Multimedia support (Re: X Developers' Summit)

Tue Jul 17 06:57:42 PDT 2007

Am Dienstag, 17. Juli 2007 14:41 schrieb Carsten Haitzler:
> ok. something here doesn't gel with me. my warning instincts are beeping.
> we now have:
> 1. audio client write to buffer
> 2. context switch to server.
> 3. server write to mixer client
> 4. context switch
> 5. mixer client mixes and writes to buffer
> 6. context switch
> 7. server writes to audio device

not quite, it would be more like
0. mixer client schedules mixing operations to server (say 1/10 of a second in 
advance)
(1/2. context switch to audio client)
1. audio client write to buffer
2. context switch to server
3. server mixes (performs scheduled requests) and writes to audio device

of course mixer audio client and server need not run lock-stepped, so in 
reality number of context switches is far lower

as you can see the only latency that is introduced into the audio path is the 
context switch into the server, but this is unavoidable with any audio server 
design

(changing the mixing ratio would have higher latency, but I consider this 
acceptable; it is probably far better than the 100ms guess above for a local 
mixer client, the mixer client only needs to schedule enough operations so it 
can be sure the server has enough commands to chew on until the mixer can 
send its next batch of operations, but 100ms works for me on a LAN)

> to me the idea of adding timestamps to showing an image or playing a sound
> is nice - BUT i think to me it smells of patching a problem the wrong way.
> a problem that is created by the design. while a mixer client is nice in
> principle - in reality - how many funky uses to you really expect?

Hm, I don't know yet, but the mechanism to schedule requests serves more 
purposes than just this one, it is used to draw and display images in sync 
with audio, see below...

> personally if i am writing an x app that displays an image with some sound
> syncronise to the display i want to do:
>
> for (;;) {
> int time_to_wait;
> XShmPutImage();
> XAudioShmPut();
> XSync();
> /* calculate time to wait based on last "Frame" display */
> usleep(time_to_wait);
> }

The goal is to enable playback across the network, so I do not want to rely on 
shm and client-side synchronisation; I know that most multimedia guys have 
given up on network transparency (and treat X just as a "blit-to-screen 
service"), but the goal of my project is to demonstrate that it is possible 
to do this sanely.

[snip: shm audio channel]
> well you still need x proto for a signalling channel - when to switch shm
> buffers, which parts of the buffer are to be played, locked, etc. but it
> does cut out the copies. though unlike images the cost of the copy is
> almost nothing compared to XPutImage vs. XShmPutImage()

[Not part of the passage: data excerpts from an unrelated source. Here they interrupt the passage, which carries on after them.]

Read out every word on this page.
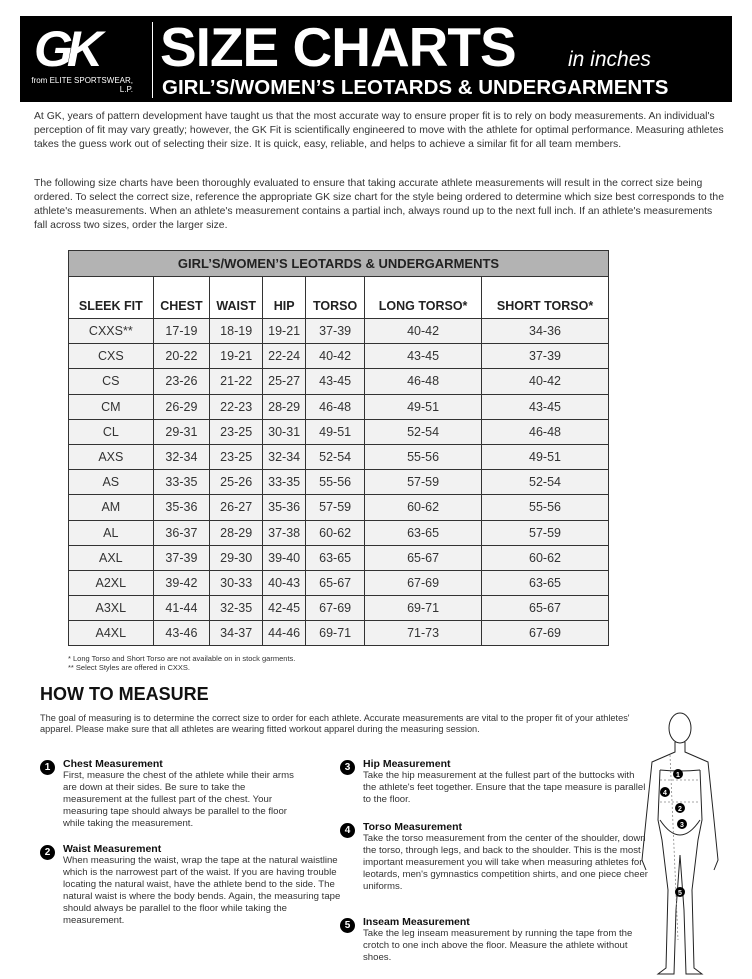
GK
from ELITE SPORTSWEAR, L.P.
SIZE CHARTS in inches
GIRL’S/WOMEN’S LEOTARDS & UNDERGARMENTS
At GK, years of pattern development have taught us that the most accurate way to ensure proper fit is to rely on body measurements. An individual's perception of fit may vary greatly; however, the GK Fit is scientifically engineered to move with the athlete for optimal performance. Measuring athletes takes the guess work out of selecting their size. It is quick, easy, reliable, and helps to achieve a similar fit for all team members.
The following size charts have been thoroughly evaluated to ensure that taking accurate athlete measurements will result in the correct size being ordered. To select the correct size, reference the appropriate GK size chart for the style being ordered to determine which size best corresponds to the athlete's measurements. When an athlete's measurement contains a partial inch, always round up to the next full inch. If an athlete's measurements fall across two sizes, order the larger size.
GIRL’S/WOMEN’S LEOTARDS & UNDERGARMENTS						
SLEEK FIT	CHEST	WAIST	HIP	TORSO	LONG TORSO*	SHORT TORSO*
CXXS**	17-19	18-19	19-21	37-39	40-42	34-36
CXS	20-22	19-21	22-24	40-42	43-45	37-39
CS	23-26	21-22	25-27	43-45	46-48	40-42
CM	26-29	22-23	28-29	46-48	49-51	43-45
CL	29-31	23-25	30-31	49-51	52-54	46-48
AXS	32-34	23-25	32-34	52-54	55-56	49-51
AS	33-35	25-26	33-35	55-56	57-59	52-54
AM	35-36	26-27	35-36	57-59	60-62	55-56
AL	36-37	28-29	37-38	60-62	63-65	57-59
AXL	37-39	29-30	39-40	63-65	65-67	60-62
A2XL	39-42	30-33	40-43	65-67	67-69	63-65
A3XL	41-44	32-35	42-45	67-69	69-71	65-67
A4XL	43-46	34-37	44-46	69-71	71-73	67-69
* Long Torso and Short Torso are not available on in stock garments.
** Select Styles are offered in CXXS.
HOW TO MEASURE
The goal of measuring is to determine the correct size to order for each athlete. Accurate measurements are vital to the proper fit of your athletes' apparel. Please make sure that all athletes are wearing fitted workout apparel during the measuring session.
1	Chest Measurement
First, measure the chest of the athlete while their arms are down at their sides. Be sure to take the measurement at the fullest part of the chest. Your measuring tape should always be parallel to the floor while taking the measurement.
2	Waist Measurement
When measuring the waist, wrap the tape at the natural waistline which is the narrowest part of the waist. If you are having trouble locating the natural waist, have the athlete bend to the side. The natural waist is where the body bends. Again, the measuring tape should always be parallel to the floor while taking the measurement.
3	Hip Measurement
Take the hip measurement at the fullest part of the buttocks with the athlete's feet together. Ensure that the tape measure is parallel to the floor.
4	Torso Measurement
Take the torso measurement from the center of the shoulder, down the torso, through legs, and back to the shoulder. This is the most important measurement you will take when measuring athletes for leotards, men's gymnastics competition shirts, and one piece cheer uniforms.
5	Inseam Measurement
Take the leg inseam measurement by running the tape from the crotch to one inch above the floor. Measure the athlete without shoes.
1
4
2
3
5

Yes of course shared memory would not be about data volume, but entirely about 
latency. As explained above, commands to perform mixing can be scheduled 
largely asynchronously.

The shm areas could be structured as ring-buffers (the server side sample 
buffers are a "strange" sort of ring buffers already). This way the client 
app producing the data and the server loop consuming the data for mixing can 
be quite loosely coupled. Basically you "only" need to take care that 
producer and consumer do not drift "too much", and I think this could be done 
using a client-side timer and occasional status messages exchanged via the X 
protocol to avoid clock drift. As I said, shm is not implemented yet, so I am 
not sure if this really works out in practice, but I think it could.

> anyway - just wishing you a lot of luck in what you are doing - the
> principle idea i think is good - the details i think can be discussed. as i
> said - i disagree a bit as i think 99.9% of the use will be either simple
> mixing (multiplied by client/channel volume) or blocking out certain client
> channels in favor of others (effectively being able to set other channel
> volumes to 0). i agree you need an "audio manager" (like a window manager
> or composite manager), but i think it needs to take more of a "control
> channel sources, destinations, volumes etc.).
>
> maybe we need both? maybe we need an internal mixer and like xcomposite -
> the ability TO redirect if we need to do something bizarre/funky?

Maybe, I do not yet know how it turns out because so far I am the only user :) 
This is why I appreciate feedback like yours, and I am sorry we are talking 
about things you cannot yet touch...

Best regards
Helge Bahmann
--
Mathematicians stand on each other's shoulders while computer scientists
stand on each other's toes.
-- Richard Hamming